- Obituary photo in The Pittsburgh Press April 26, 1990
- Born: Anne Huggett July 29, 1942 Pittsburgh, Pennsylvania, US
- Died: April 24, 1990 (aged 47) West Penn Hospital, Pittsburgh, PA, US
- Other names: Anne Kurlfink
- Occupations: Housewife, activist, editor, publisher
- Known for: Prompting landmark legislation regarding the confidentiality of rape victims' records
- Criminal charge: Contempt of court, 1980. Appeal upheld
- Spouse: Edwin Kurlfink
- Children: 2

= Anne Pride =

American feminist

Anne Pride (July 29, 1942 - April 24, 1990) was a National Organization for Women (NOW) activist and publisher. Pride, an activist against rape, began using the term "Take Back the Night" in 1977. Pride helped found one of the first rape crisis centers in the United States and was involved in protecting the privacy of her clients.

==Career==
Pride started getting involved in feminist activism in 1968. She joined the National Organization of Women (NOW) in 1969. She served as editor of Do It NOW, NOW's national newsletter from 1970 to 1976. From 1975 to 1977, she was on the board of directors for NOW.
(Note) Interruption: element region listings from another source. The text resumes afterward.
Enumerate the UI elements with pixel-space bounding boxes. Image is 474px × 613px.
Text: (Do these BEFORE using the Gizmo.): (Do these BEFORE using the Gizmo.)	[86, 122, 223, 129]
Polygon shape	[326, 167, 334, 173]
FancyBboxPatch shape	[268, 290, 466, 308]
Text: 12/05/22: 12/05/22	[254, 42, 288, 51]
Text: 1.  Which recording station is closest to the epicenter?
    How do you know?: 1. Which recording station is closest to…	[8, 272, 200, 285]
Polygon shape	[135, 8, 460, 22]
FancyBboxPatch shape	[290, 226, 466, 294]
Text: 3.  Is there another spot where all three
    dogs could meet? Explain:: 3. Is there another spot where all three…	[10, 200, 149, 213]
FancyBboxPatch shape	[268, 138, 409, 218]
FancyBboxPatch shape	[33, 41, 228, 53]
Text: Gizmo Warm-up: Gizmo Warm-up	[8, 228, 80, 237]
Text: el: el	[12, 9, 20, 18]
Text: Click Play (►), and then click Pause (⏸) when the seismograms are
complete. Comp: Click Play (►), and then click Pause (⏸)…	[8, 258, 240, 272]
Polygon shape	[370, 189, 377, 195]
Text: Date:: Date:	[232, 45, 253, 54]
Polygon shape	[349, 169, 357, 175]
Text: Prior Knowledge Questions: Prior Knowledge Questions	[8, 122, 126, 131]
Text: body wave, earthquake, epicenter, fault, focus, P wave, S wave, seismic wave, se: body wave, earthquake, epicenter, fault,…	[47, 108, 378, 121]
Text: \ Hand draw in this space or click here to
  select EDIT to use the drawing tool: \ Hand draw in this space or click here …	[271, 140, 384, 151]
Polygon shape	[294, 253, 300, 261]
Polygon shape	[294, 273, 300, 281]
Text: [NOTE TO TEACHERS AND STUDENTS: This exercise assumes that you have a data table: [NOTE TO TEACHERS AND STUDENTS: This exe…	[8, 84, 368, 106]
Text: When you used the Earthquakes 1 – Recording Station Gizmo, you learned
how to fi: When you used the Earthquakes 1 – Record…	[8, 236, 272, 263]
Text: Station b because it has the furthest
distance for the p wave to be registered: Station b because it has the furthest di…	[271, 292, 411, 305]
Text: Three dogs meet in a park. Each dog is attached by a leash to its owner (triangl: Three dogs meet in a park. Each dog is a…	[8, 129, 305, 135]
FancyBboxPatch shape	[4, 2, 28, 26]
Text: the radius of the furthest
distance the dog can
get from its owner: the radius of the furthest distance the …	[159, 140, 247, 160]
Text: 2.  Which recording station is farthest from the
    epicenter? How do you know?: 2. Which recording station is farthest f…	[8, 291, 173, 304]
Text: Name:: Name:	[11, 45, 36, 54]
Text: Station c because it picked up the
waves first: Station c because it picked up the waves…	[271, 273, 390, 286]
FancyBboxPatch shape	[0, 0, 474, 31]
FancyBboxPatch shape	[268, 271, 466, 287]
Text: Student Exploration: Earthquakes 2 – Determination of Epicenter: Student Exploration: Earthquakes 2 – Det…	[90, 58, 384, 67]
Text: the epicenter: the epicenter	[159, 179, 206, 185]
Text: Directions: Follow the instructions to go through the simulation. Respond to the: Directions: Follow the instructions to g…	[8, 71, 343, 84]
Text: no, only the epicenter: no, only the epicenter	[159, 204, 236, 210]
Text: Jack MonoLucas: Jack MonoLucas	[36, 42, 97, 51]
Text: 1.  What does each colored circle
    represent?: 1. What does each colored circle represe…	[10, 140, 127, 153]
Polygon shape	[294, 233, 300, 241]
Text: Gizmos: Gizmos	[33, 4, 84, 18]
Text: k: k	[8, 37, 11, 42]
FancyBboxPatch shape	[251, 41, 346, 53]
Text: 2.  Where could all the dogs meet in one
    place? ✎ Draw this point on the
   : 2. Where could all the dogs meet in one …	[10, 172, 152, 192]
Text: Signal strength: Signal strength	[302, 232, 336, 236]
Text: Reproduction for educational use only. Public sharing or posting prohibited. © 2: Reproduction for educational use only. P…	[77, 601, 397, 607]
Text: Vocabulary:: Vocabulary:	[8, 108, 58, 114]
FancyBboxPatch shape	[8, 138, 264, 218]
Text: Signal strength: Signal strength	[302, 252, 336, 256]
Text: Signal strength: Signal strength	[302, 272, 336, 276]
As a NOW activist, in 1977 she used the term "Take Back the Night" in a memorial she read at an anti-violence rally in Pittsburgh.
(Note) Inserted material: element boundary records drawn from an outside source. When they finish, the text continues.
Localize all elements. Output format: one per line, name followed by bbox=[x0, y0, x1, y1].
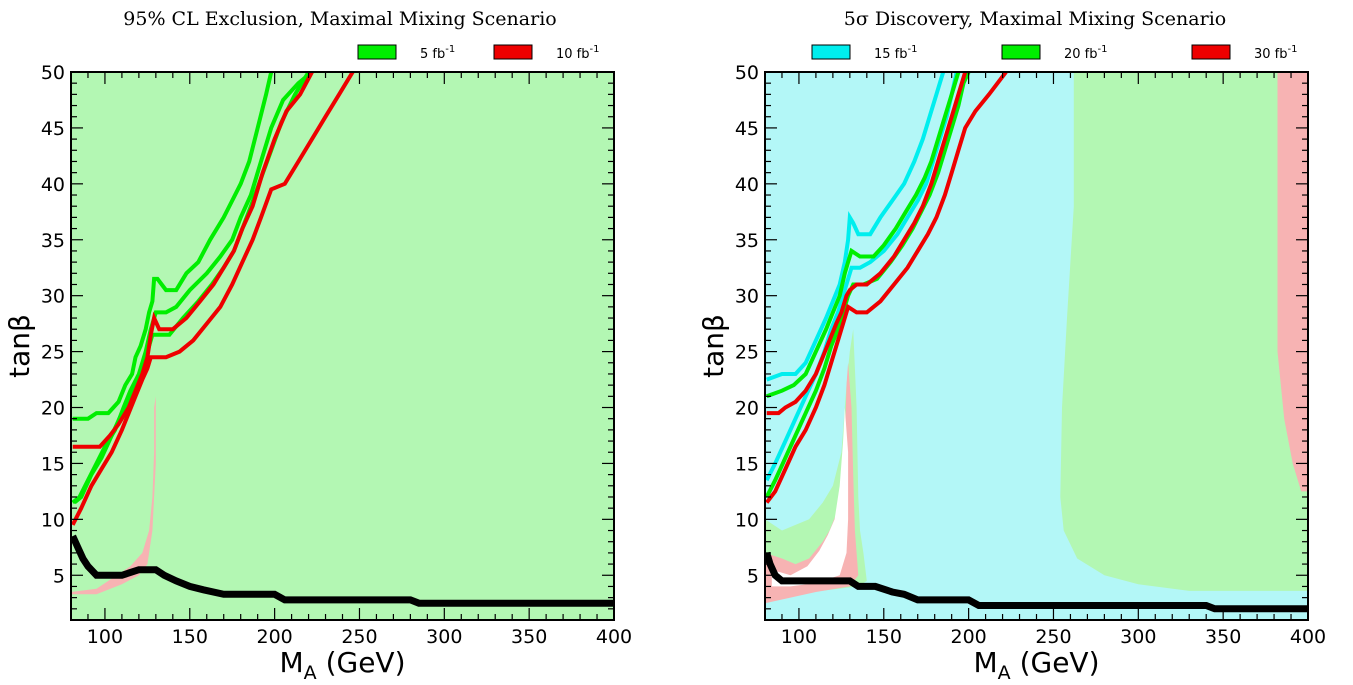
plot-area bbox=[71, 72, 614, 620]
region-1 bbox=[1060, 72, 1308, 591]
legend-label: 5 fb-1 bbox=[420, 44, 455, 62]
y-axis-label: tanβ bbox=[3, 314, 36, 378]
series-line-3 bbox=[72, 72, 314, 449]
x-tick-label: 250 bbox=[1035, 626, 1071, 648]
y-tick-label: 50 bbox=[41, 62, 65, 84]
plot-area bbox=[765, 72, 1308, 620]
y-tick-label: 15 bbox=[41, 453, 65, 475]
x-axis-label: MA (GeV) bbox=[974, 646, 1100, 684]
y-tick-label: 10 bbox=[41, 509, 65, 531]
x-tick-label: 200 bbox=[256, 626, 292, 648]
legend-label: 10 fb-1 bbox=[556, 44, 600, 62]
legend-label: 15 fb-1 bbox=[874, 44, 918, 62]
series-line-4 bbox=[71, 72, 355, 526]
legend: 5 fb-1 10 fb-1 bbox=[357, 44, 600, 62]
y-tick-label: 40 bbox=[41, 174, 65, 196]
y-tick-label: 20 bbox=[41, 398, 65, 420]
legend-swatch bbox=[811, 44, 851, 60]
x-tick-label: 150 bbox=[172, 626, 208, 648]
legend-swatch bbox=[1001, 44, 1041, 60]
y-axis-label: tanβ bbox=[697, 314, 730, 378]
y-tick-label: 10 bbox=[735, 509, 759, 531]
y-tick-label: 50 bbox=[735, 62, 759, 84]
y-tick-label: 30 bbox=[735, 286, 759, 308]
y-tick-label: 35 bbox=[41, 230, 65, 252]
series-line-6 bbox=[765, 551, 1308, 613]
y-axis: 5 10 15 20 25 30 35 40 45 50 bbox=[41, 62, 614, 621]
y-tick-label: 45 bbox=[735, 118, 759, 140]
legend-label: 20 fb-1 bbox=[1064, 44, 1108, 62]
series-line-4 bbox=[766, 72, 968, 416]
legend-swatch bbox=[1191, 44, 1231, 60]
x-tick-label: 300 bbox=[426, 626, 462, 648]
x-axis: 100 150 200 250 300 350 400 bbox=[70, 72, 632, 648]
legend-swatch bbox=[357, 44, 397, 60]
chart-title: 95% CL Exclusion, Maximal Mixing Scenari… bbox=[123, 8, 556, 30]
y-tick-label: 5 bbox=[747, 565, 759, 587]
x-tick-label: 100 bbox=[87, 626, 123, 648]
discovery-panel: 100 150 200 250 300 350 400 5 10 15 20 25 30 35 40 45 50… bbox=[697, 8, 1326, 684]
x-tick-label: 350 bbox=[511, 626, 547, 648]
y-tick-label: 35 bbox=[735, 230, 759, 252]
y-tick-label: 5 bbox=[53, 565, 65, 587]
x-axis: 100 150 200 250 300 350 400 bbox=[764, 72, 1326, 648]
x-tick-label: 150 bbox=[866, 626, 902, 648]
y-tick-label: 15 bbox=[735, 453, 759, 475]
y-tick-label: 30 bbox=[41, 286, 65, 308]
x-tick-label: 300 bbox=[1120, 626, 1156, 648]
x-tick-label: 250 bbox=[341, 626, 377, 648]
y-tick-label: 25 bbox=[41, 342, 65, 364]
x-tick-label: 400 bbox=[596, 626, 632, 648]
region-5 bbox=[771, 407, 849, 587]
series-line-0 bbox=[72, 72, 274, 421]
series-line-0 bbox=[766, 72, 946, 382]
chart-title: 5σ Discovery, Maximal Mixing Scenario bbox=[844, 8, 1226, 30]
series-line-5 bbox=[765, 72, 1008, 504]
x-tick-label: 350 bbox=[1205, 626, 1241, 648]
x-tick-label: 200 bbox=[950, 626, 986, 648]
series-line-5 bbox=[71, 534, 614, 607]
y-tick-label: 25 bbox=[735, 342, 759, 364]
exclusion-panel: 100 150 200 250 300 350 400 5 10 15 20 25 30 35 40 45 50… bbox=[3, 8, 632, 684]
legend-swatch bbox=[493, 44, 533, 60]
x-tick-label: 100 bbox=[781, 626, 817, 648]
region-0 bbox=[71, 72, 614, 620]
y-tick-label: 40 bbox=[735, 174, 759, 196]
x-tick-label: 400 bbox=[1290, 626, 1326, 648]
y-tick-label: 45 bbox=[41, 118, 65, 140]
x-axis-label: MA (GeV) bbox=[280, 646, 406, 684]
legend: 15 fb-1 20 fb-1 30 fb-1 bbox=[811, 44, 1298, 62]
y-tick-label: 20 bbox=[735, 398, 759, 420]
region-2 bbox=[1277, 72, 1308, 492]
series-line-2 bbox=[766, 72, 961, 399]
legend-label: 30 fb-1 bbox=[1254, 44, 1298, 62]
y-axis: 5 10 15 20 25 30 35 40 45 50 bbox=[735, 62, 1308, 621]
Pride was a founder of KNOW, Inc., which worked to publish feminist viewpoints. In 1977, Pride became an associate of the Women's Institute for Freedom of the Press (WIFP).
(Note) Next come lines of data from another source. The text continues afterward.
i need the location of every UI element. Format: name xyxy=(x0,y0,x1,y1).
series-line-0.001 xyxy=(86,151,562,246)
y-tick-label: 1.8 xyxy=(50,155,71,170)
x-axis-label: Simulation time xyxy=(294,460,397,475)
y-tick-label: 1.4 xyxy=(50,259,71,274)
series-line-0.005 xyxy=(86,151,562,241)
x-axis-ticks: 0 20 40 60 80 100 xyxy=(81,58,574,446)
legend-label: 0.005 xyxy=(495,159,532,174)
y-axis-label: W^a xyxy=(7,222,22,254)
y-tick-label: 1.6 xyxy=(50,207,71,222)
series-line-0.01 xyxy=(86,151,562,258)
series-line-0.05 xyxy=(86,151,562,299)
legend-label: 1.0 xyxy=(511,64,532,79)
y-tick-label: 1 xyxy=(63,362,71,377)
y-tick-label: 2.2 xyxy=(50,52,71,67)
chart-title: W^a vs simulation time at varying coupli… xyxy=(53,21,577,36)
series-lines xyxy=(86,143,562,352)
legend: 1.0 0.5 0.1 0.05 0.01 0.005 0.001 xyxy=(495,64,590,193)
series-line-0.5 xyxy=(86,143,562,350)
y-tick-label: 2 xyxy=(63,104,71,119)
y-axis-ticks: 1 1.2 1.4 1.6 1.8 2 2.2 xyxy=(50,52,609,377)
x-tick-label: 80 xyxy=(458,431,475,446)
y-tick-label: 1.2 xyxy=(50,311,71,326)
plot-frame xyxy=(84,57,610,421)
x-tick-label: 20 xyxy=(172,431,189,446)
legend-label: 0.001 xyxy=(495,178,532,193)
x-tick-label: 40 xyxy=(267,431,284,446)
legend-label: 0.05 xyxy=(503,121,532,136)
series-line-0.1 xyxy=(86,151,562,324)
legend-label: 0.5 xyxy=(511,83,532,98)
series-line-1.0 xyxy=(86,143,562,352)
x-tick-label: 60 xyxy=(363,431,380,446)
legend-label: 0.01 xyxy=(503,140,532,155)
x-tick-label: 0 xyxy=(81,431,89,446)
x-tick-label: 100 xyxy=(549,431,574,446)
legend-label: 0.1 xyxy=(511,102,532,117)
Pride helped create one of the world's first rape crisis centers, (Note: The Sydney Rape Crisis Centre was established in 1971.) the Pittsburgh Action Against Rape (PAAR) in 1974. She later became part of PAAR staff, starting in 1976.

In the 1980s, she was the director of PAAR. In 1980, Pride refused to give client interview notes to the defense attorney during a rape trial, citing confidentiality concerns. She was found in contempt of court and the appeal was upheld by the Pennsylvania Supreme Court. The court case led to the creation of legislation in Pennsylvania which would ensure confidentiality for rape victims and counselors at crisis centers.

==Personal life==
Pride was born as Anne Hugget on July 29, 1942. She married Edwin Kurlfink at the age of 16, but even before her separation and divorce, wanted to change her name back to Huggett, her family name. However, Pride's father didn't want his name to be associated with the women's movement. Upon her separation from Edwin in 1977, she changed her name to Pride. She and her husband had two children.

Pride was diagnosed with ovarian cancer in 1989. She died on April 24, 1990, at West Penn Hospital after fighting cancer.